Que reste-t-il en réalité de cette presse émergeante et des embryons de partis politiques qui existaient encore dans les années 1980 ? On ne compte plus aujourd'hui que des partis de complaisance et des organisations affiliées au régime. Le culte de la personnalité est de rigueur avec un président élu systématiquement à plus de 90%. Il y a en outre peu d'exemple au monde de parti aussi tentaculaire que le RCD. Avec ses deux millions d’adhérents, ce dernier rassemble à lui seul 20% de la population. En l'absence de justice prévisible et indépendante, de liberté d’expression, d’organisation et d’association, dans un environnement répressif et fermé, le tout nouveau et premier syndicat des journalistes tunisiens aura du pain sur la planche s'il espère changer le cours des choses.
Le bilan économique en revanche est globalement positif, de l'aveu-même des détracteurs du régime. Le pays jouit d'une relative paix sociale et contrairement à la Chine, la bonne santé économique ne cache pas de misère sociale. Avec une croissance de 6,3% la Tunisie a dépassé son objectif de 6,1%. Entre 1995 et 2006, le PIB a augmenté de 4,8% par an en moyenne et de 5,4% en 2006. La tendance est à la hausse.

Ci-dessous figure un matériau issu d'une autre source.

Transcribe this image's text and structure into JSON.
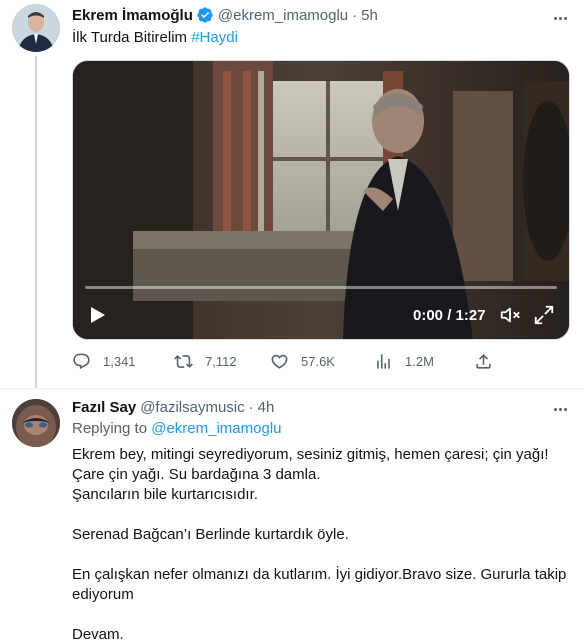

Cette croissance s'explique d'une part par la dynamique consommation intérieure, alimentée depuis 2002 par les crédits a la consommation. Près de 80% de Tunisiens sont aujourd'hui propriétaires de leur logement. La plupart possèdent une automobile et sont équipés en électroménager. La classe moyenne, car il y en a une en Tunisie, contrairement à d'autres pays voisins, vit certes au dessus de ses moyens et l'endettement est décrié par les observateurs. Mais cette consommation joue un rôle primordial dans le dynamisme économique du pays. Enfin, le taux moyen d’endettement avoisinerait 40%, ce qui reste absorbable, comparé à celui de nombreux pays riches ou à revenu intermédiaire, parfois supérieur à 200%.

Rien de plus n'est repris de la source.